La pittura o come sbarazzarsene, Villa Medici, Roma
La pittura o come sbarazzarsene, Villa Medici, Roma

Gli anni appena antecedenti allo scoccare del ’60 sono permeati dall’idea di un’arte smaterializzata. Perno di questo assunto destabilizzante, di un’arte invisibile ma fondamentale per capire, è Yves Klein con la sua mostra Le vide del 1958 presso la galleria parigina di Iris Clert. In scena c’era solo il vuoto, puro, visibile e invaso unicamente dalla sensibilità dell’artista.

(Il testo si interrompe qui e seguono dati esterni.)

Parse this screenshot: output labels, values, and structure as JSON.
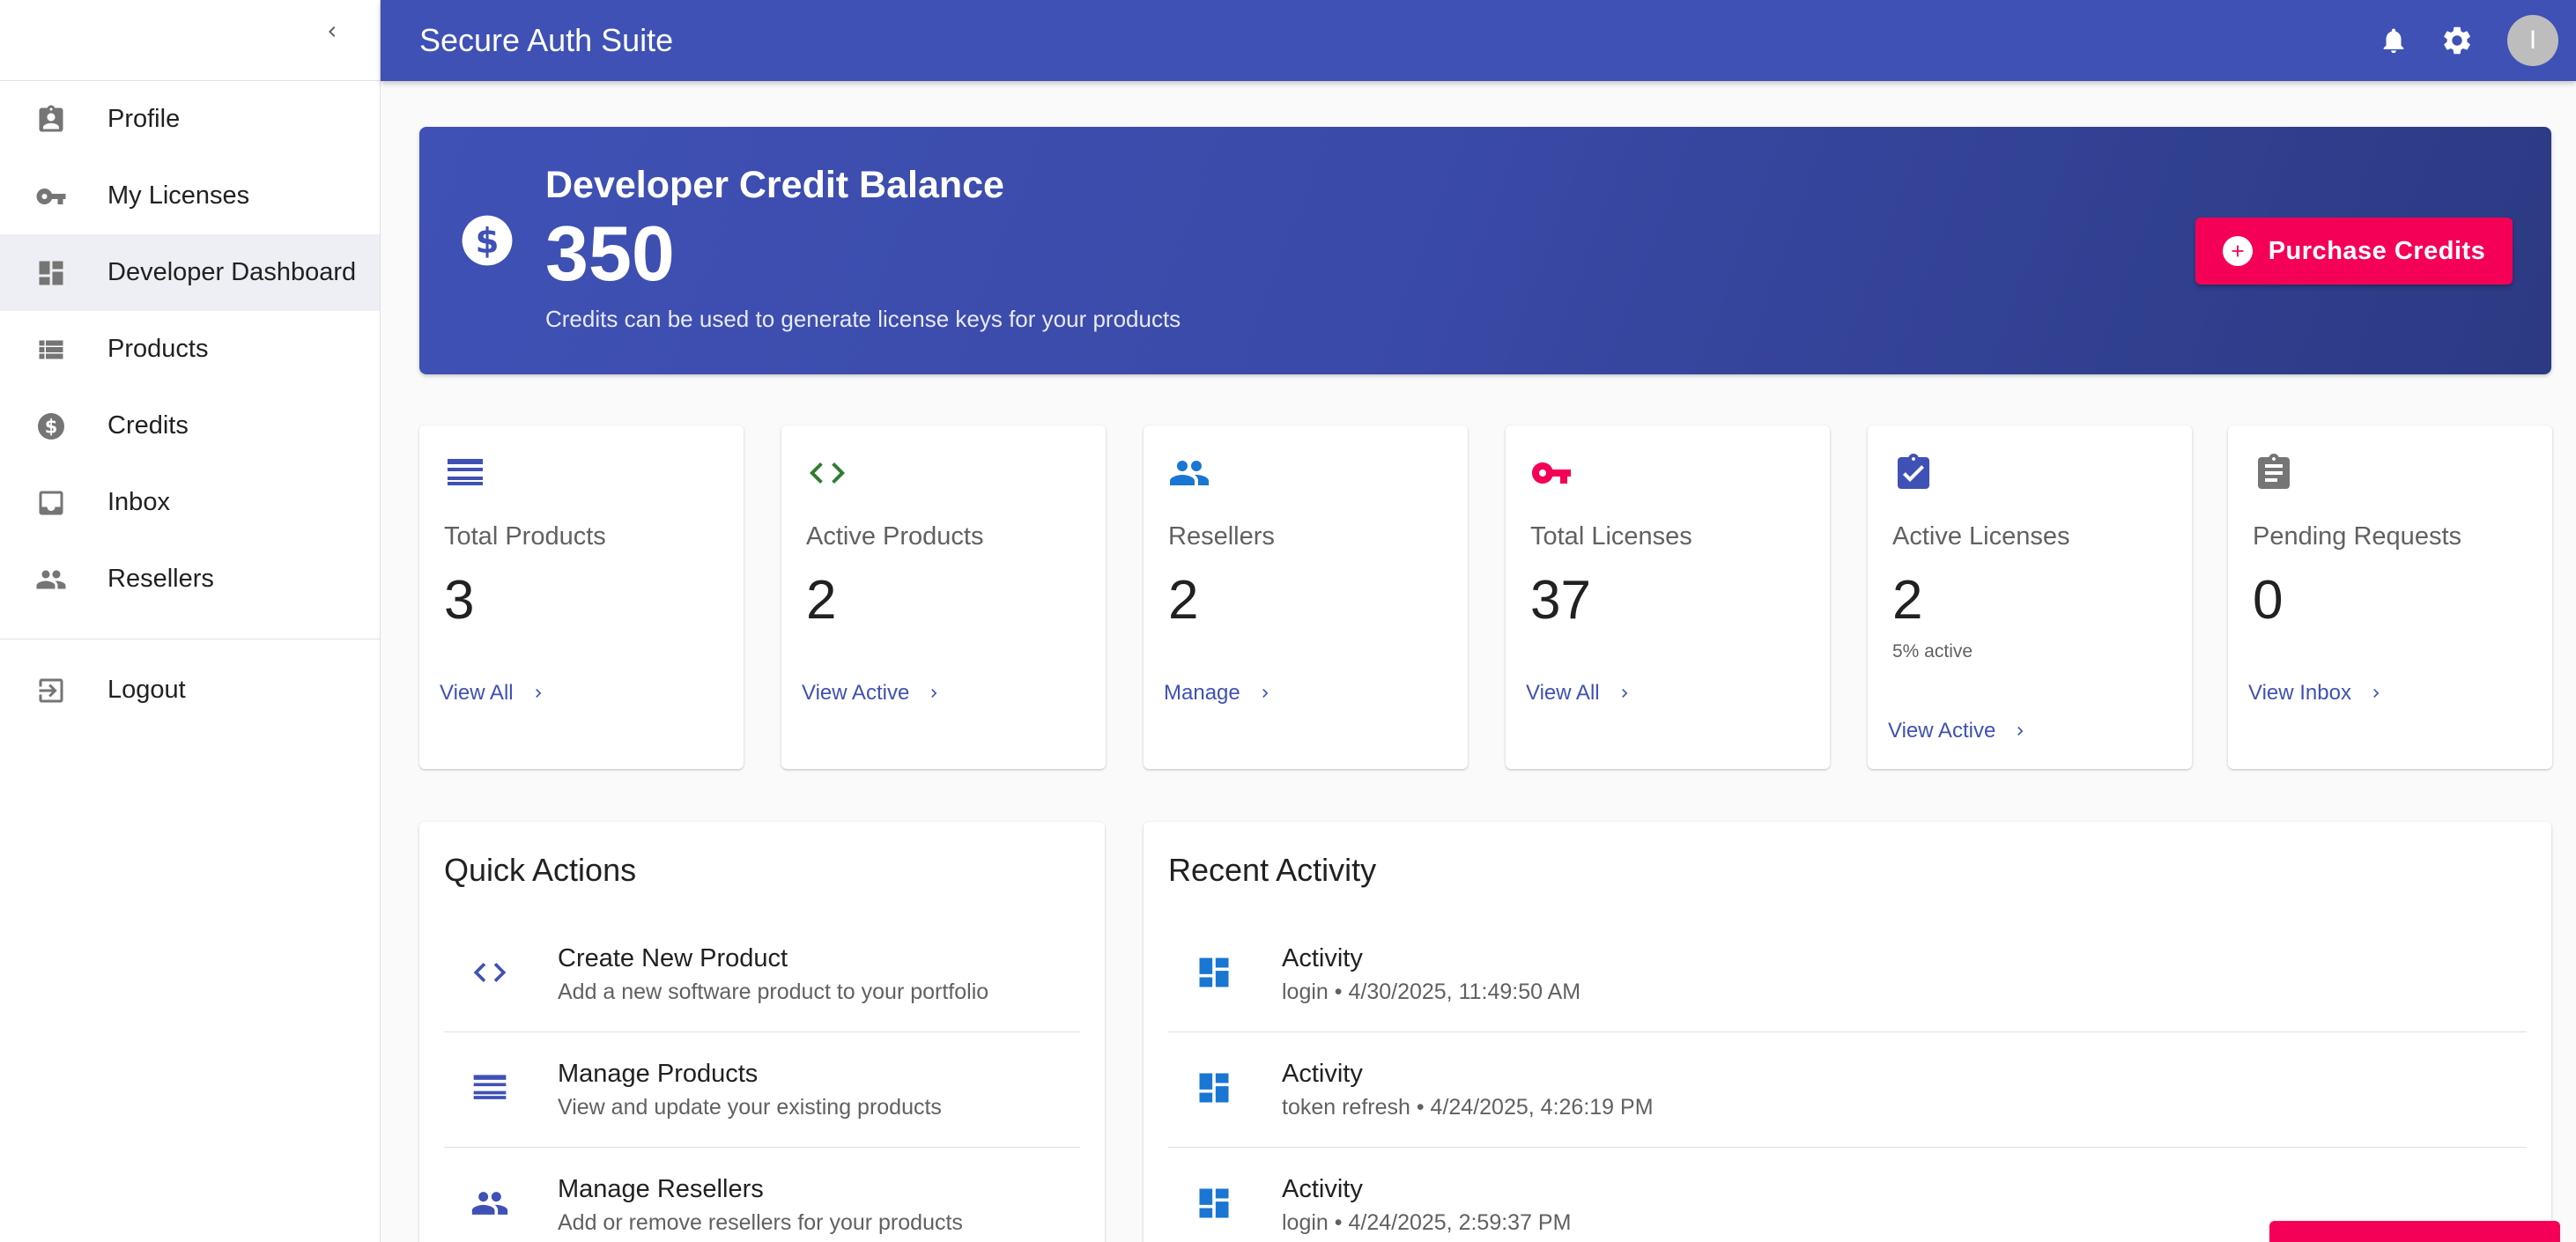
{
  "app": {
    "title": "Secure Auth Suite",
    "avatar_initial": "I"
  },
  "sidebar": {
    "items": [
      {
        "label": "Profile",
        "icon": "badge-icon"
      },
      {
        "label": "My Licenses",
        "icon": "key-icon"
      },
      {
        "label": "Developer Dashboard",
        "icon": "dashboard-icon",
        "active": true
      },
      {
        "label": "Products",
        "icon": "list-icon"
      },
      {
        "label": "Credits",
        "icon": "dollar-icon"
      },
      {
        "label": "Inbox",
        "icon": "inbox-icon"
      },
      {
        "label": "Resellers",
        "icon": "people-icon"
      }
    ],
    "logout_label": "Logout"
  },
  "banner": {
    "title": "Developer Credit Balance",
    "value": "350",
    "subtitle": "Credits can be used to generate license keys for your products",
    "button_label": "Purchase Credits"
  },
  "stats": [
    {
      "label": "Total Products",
      "value": "3",
      "link": "View All",
      "icon": "list-icon",
      "icon_color": "#3f51b5"
    },
    {
      "label": "Active Products",
      "value": "2",
      "link": "View Active",
      "icon": "code-icon",
      "icon_color": "#2e7d32"
    },
    {
      "label": "Resellers",
      "value": "2",
      "link": "Manage",
      "icon": "people-icon",
      "icon_color": "#1976d2"
    },
    {
      "label": "Total Licenses",
      "value": "37",
      "link": "View All",
      "icon": "key-icon",
      "icon_color": "#f50057"
    },
    {
      "label": "Active Licenses",
      "value": "2",
      "note": "5% active",
      "link": "View Active",
      "icon": "check-box-icon",
      "icon_color": "#3f51b5"
    },
    {
      "label": "Pending Requests",
      "value": "0",
      "link": "View Inbox",
      "icon": "clipboard-icon",
      "icon_color": "#757575"
    }
  ],
  "quick_actions": {
    "title": "Quick Actions",
    "items": [
      {
        "primary": "Create New Product",
        "secondary": "Add a new software product to your portfolio",
        "icon": "code-icon"
      },
      {
        "primary": "Manage Products",
        "secondary": "View and update your existing products",
        "icon": "list-icon"
      },
      {
        "primary": "Manage Resellers",
        "secondary": "Add or remove resellers for your products",
        "icon": "people-icon"
      }
    ]
  },
  "recent_activity": {
    "title": "Recent Activity",
    "items": [
      {
        "primary": "Activity",
        "secondary": "login • 4/30/2025, 11:49:50 AM"
      },
      {
        "primary": "Activity",
        "secondary": "token refresh • 4/24/2025, 4:26:19 PM"
      },
      {
        "primary": "Activity",
        "secondary": "login • 4/24/2025, 2:59:37 PM"
      }
    ]
  },
  "colors": {
    "primary": "#3f51b5",
    "accent": "#f50057"
  }
}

L’arte stava scomparendo o, come un abile prestigiatore, stava confondendo le sue carte, perché all’estrema “sintesi percettiva” Klein approdò dopo anni di studio sul colore, sul suo dipanarsi infinito sulla tela, senza cornici, solo con il limite delle dimensioni stesse di una tela.
Va ricordato che mai Klein ha considerato i suoi monocromi come un’astrazione, eppure è innegabile che siano un approdo della tradizione non figurativa. Così come è innegabile che gli Schermi di Fabio Mauri, presenti nella mostra La pittura o come sbarazzarsene – il primo è del 1957 -, siano una sua personale versione della pittura monocroma. Personale, però. Il ciclo, infatti, contiene molto di più che una risposta alla monocromia: è nata già armata di tutta la forza di un artista concettuale che, anticipando clamorosamente i tempi, aveva messo in luce una critica verso “l’industria dell’immagine”. Relegarlo a una risposta dell’assillante questione sulla fine della pittura risulta essere più un approccio formale o un prologo troppo ampio nella restituzione della complessità storico-artistica che avvolgeva l’Occidente scisso in due.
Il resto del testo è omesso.